The National WWII Museum in New Orleans, Louisiana took delivery of their freshly restored P-40E Warhawk in early February. A crane lifted it into position, hanging in the museum’s new Campaigns of Courage pavilion, while Claire Chennault’s granddaughter, Nell Calloway, looked on with much appreciation. Claire Chennault’s American Volunteer Group, better known as the “Flying Tigers”, has become synonymous with the P-40.
They’re shark-mouthed Warhawks captured the free world’s imagination during the early, dark days of combat against the Japanese in WWII, and the magnitude of their legend continues to this day. The National WWII Museum chose to paint their P-40 in “Flying Tigers” markings in celebration of that continuing public identity. More specifically, the Warhawk represents a P-40E flown by Colonel Robert L. Scott Jr., who commanded the 23rd Fighter Group which absorbed the “Flying Tigers” into their ranks once the US officially entered WWII.

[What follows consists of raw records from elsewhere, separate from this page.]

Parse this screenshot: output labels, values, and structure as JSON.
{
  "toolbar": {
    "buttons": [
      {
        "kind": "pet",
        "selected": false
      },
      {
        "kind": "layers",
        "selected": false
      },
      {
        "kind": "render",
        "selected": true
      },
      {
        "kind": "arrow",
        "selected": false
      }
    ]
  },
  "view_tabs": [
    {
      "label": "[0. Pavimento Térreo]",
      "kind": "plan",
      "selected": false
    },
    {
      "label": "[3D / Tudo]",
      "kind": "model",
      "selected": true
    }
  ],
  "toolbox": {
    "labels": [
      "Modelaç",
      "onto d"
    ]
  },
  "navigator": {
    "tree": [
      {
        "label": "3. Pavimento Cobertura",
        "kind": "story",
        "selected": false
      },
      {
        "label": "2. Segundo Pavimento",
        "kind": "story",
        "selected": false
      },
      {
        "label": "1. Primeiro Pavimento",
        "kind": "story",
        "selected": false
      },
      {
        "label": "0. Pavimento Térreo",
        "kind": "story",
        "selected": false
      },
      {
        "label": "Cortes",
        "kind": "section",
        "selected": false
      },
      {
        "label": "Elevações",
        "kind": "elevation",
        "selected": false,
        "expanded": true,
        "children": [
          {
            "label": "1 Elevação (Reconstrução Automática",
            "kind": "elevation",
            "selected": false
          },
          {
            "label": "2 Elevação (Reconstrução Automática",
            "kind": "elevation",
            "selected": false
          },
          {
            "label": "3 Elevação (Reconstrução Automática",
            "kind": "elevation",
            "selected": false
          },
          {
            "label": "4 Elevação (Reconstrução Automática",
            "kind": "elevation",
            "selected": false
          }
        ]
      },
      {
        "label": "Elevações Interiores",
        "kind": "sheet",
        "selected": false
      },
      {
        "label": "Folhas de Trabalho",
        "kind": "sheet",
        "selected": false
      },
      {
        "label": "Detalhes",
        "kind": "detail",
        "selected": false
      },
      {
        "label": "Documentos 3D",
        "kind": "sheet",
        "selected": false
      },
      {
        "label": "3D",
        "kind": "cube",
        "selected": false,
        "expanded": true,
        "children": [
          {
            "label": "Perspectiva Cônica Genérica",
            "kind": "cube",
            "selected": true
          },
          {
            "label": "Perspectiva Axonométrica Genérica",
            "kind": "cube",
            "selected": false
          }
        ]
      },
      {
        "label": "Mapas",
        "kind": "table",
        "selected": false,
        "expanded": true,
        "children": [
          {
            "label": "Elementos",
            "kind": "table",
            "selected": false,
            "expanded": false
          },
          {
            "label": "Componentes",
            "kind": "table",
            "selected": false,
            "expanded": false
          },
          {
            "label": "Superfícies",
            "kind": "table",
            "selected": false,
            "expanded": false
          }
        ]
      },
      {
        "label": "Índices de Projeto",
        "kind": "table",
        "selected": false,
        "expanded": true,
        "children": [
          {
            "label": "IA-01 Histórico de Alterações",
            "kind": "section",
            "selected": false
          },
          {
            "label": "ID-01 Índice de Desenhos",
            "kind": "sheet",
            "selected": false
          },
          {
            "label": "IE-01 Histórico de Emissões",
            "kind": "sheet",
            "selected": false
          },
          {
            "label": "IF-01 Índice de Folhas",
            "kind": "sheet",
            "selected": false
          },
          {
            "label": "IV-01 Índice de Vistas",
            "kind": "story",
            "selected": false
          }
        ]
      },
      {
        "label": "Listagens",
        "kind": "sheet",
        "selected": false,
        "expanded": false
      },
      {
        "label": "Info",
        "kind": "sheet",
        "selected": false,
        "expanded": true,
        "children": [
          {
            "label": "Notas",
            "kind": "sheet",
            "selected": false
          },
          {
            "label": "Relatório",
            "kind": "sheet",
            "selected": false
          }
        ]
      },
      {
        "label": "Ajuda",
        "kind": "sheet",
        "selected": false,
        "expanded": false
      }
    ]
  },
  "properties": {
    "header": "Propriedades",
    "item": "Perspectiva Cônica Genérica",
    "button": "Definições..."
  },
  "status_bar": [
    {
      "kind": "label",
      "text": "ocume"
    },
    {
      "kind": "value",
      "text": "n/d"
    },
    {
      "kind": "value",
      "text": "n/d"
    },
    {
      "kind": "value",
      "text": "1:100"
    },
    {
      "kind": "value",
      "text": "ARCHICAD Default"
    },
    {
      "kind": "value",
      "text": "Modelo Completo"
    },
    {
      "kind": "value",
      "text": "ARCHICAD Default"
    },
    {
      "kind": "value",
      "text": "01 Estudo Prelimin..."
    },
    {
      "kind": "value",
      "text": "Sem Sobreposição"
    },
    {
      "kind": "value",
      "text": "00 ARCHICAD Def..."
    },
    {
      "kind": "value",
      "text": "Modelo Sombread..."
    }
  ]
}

Flyboys Aeroworks of El Cajon, California carried out the restoration to static condition, spending over 18,000 man hours to return the crumpled wreck they started with to its present state. The restoration is actually based upon the substantial remains of a 343rd FG Warhawk of as yet unproven identity recovered in Alaska some years ago. In some respects, it seems a shame that the little-known history of the Aleutian Campaign has not been highlighted with this genuine example from that theatre. However, it is understandable that the National WWII Museum chose the more commonly recognized story to portray with their P-40, as it does flow more evenly with their exhibition, “The Road to Tokyo”. Also, Claire Chennault grew up in Louisiana, so his local roots play a factor as well. Regardless, it is wonderful to have another P-40 on display, and the National WWII Museum and Flyboys Aeroworks have much to be proud of.